Several questions regarding infant feeding practices have also emerged. Breast milk is the ideal source of nutrition for the first 4-6 months of an infant’s life. Breast milk may have a protective effect on the development of certain food allergies and is associated with decreased wheezing in children during the first 2 years of life. When exclusive breast feeding is not possible or preferred, the infant is given formula. There are a variety of formulas out there including cows milk formula, soy formula, and more predigested(called hydrolyzed) cows milk formulas. At the extreme predigested end are amino acid based formulas. Current studies suggest that if breastfeeding is not an option or if formula supplementation is done in high risk infants, a partially or extensively predigested formula is preferred over regular cow’s milk formulas or soy formulas. Amino acid formulas are reserved for infants with several already established food allergies. In addition, several moms have questions regarding when to introduce solid foods. The window of opportunity appears to be between 4-6 months, even in infants at high risk for allergic disease. The practice of delaying introduction of solid food beyond 6 months has not been effective at prevention of allergic disease. Introduction of rice cereal, fruit, vegetables and meat constitute the usual first solid foods in an infant’s diet.
Finally there is a lot of buzz out there about prebiotics and probiotics. Prebiotics are nondigestable carbohydrates that stimulate the growth of one or a limited number of beneficial gut bacteria. Probiotics refer to a specific strain or groups of strains of beneficial gut bacteria. Prebiotics and probiotics are found in breast milk, can be added to infant formulas, are available as over the counter supplements, or are ingredients in specific foods such as yogurt. The idea is that populating the infants gut with beneficial bacteria may steer the future immune development away from a food or environmental allergic response. While this approach certainly holds promise, the exact way of how to do this, when to do this(again, there may be a limited window of time), and what is the best combination of administered bacteria is unknown.

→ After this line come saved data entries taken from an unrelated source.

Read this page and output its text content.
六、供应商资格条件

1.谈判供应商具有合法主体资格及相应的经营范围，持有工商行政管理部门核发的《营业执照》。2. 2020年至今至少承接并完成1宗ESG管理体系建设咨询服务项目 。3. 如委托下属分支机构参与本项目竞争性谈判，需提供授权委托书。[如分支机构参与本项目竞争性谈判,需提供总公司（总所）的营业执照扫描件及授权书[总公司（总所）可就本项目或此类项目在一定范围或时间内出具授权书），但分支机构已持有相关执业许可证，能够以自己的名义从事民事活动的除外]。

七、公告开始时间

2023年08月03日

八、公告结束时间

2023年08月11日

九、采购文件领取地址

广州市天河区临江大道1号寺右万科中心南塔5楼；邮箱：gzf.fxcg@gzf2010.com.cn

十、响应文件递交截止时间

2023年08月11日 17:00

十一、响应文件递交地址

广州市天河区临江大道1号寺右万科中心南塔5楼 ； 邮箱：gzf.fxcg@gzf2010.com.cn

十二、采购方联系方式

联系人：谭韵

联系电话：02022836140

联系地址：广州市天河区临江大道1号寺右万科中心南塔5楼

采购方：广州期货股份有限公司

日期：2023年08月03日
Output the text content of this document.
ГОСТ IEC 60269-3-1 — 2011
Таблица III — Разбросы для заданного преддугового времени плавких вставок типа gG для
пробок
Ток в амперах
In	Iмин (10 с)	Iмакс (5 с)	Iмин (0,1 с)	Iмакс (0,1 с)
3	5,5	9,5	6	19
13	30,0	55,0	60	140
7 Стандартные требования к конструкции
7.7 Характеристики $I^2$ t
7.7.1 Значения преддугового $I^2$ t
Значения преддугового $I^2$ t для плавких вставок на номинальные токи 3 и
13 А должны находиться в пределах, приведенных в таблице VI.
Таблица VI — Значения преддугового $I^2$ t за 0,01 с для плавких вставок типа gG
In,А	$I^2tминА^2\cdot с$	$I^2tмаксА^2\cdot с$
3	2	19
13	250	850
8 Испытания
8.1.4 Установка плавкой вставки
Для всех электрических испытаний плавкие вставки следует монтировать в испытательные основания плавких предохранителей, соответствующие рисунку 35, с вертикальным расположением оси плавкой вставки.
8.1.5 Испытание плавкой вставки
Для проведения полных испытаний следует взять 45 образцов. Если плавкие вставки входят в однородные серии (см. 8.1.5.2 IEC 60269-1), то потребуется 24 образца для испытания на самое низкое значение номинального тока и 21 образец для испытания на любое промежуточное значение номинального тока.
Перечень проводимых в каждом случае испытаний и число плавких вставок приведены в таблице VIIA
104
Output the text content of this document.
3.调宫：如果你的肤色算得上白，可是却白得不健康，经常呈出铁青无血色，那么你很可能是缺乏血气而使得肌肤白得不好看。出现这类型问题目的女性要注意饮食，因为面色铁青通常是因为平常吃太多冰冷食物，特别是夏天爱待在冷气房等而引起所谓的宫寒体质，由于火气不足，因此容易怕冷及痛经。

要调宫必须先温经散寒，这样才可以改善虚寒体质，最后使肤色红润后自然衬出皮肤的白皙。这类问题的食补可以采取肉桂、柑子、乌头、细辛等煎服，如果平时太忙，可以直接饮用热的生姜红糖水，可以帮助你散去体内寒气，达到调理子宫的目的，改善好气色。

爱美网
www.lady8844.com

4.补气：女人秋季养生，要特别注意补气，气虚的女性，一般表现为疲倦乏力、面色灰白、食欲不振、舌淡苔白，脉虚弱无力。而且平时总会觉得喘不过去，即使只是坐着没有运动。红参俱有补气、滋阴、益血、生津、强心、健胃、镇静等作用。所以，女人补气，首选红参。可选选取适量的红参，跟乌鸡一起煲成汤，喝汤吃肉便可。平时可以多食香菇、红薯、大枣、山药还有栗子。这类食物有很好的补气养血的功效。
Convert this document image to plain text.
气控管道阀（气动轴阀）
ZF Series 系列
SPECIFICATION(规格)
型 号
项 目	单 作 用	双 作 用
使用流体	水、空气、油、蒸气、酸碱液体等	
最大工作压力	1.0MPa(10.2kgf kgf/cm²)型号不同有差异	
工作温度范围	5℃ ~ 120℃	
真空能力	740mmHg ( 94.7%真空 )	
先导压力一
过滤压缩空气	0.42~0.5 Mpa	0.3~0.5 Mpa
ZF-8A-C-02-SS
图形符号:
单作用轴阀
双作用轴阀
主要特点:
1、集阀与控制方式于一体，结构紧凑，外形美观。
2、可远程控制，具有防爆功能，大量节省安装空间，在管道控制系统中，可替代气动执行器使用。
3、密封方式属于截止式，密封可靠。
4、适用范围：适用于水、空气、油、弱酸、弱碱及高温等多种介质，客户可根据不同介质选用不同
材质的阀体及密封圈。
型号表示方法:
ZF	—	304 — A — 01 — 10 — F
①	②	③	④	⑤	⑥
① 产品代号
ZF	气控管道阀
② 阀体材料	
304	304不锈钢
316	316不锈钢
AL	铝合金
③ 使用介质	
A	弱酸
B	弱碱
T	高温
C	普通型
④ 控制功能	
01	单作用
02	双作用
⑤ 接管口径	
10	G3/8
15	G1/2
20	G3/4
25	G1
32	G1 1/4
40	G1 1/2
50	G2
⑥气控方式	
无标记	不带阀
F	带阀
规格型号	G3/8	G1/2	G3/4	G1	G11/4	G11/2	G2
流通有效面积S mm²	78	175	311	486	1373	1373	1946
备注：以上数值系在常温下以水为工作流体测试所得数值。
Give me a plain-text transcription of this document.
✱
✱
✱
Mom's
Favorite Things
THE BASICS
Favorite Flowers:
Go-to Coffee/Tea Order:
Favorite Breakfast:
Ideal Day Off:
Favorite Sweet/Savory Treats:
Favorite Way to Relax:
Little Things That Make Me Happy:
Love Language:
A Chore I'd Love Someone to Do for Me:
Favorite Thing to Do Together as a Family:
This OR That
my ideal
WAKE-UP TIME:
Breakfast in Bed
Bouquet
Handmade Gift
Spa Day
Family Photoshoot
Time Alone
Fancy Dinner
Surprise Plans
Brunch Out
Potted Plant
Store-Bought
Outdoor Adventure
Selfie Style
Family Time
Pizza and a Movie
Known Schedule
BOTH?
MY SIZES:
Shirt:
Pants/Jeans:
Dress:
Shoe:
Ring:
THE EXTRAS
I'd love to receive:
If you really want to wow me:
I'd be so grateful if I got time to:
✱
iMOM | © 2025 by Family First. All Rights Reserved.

I want to emphasize that the above information applies only to infants at risk of allergic disease rather than those with established allergic disease such as atopic dermatitis. The specific feeding practices in those infants differ and require consultation with a medical professional. Also all the data mentioned above refer to population based studies rather than to individual cases. The best approach to your specific situation will depend on you, your family, your living practices, and an informed discussion with your health care provider.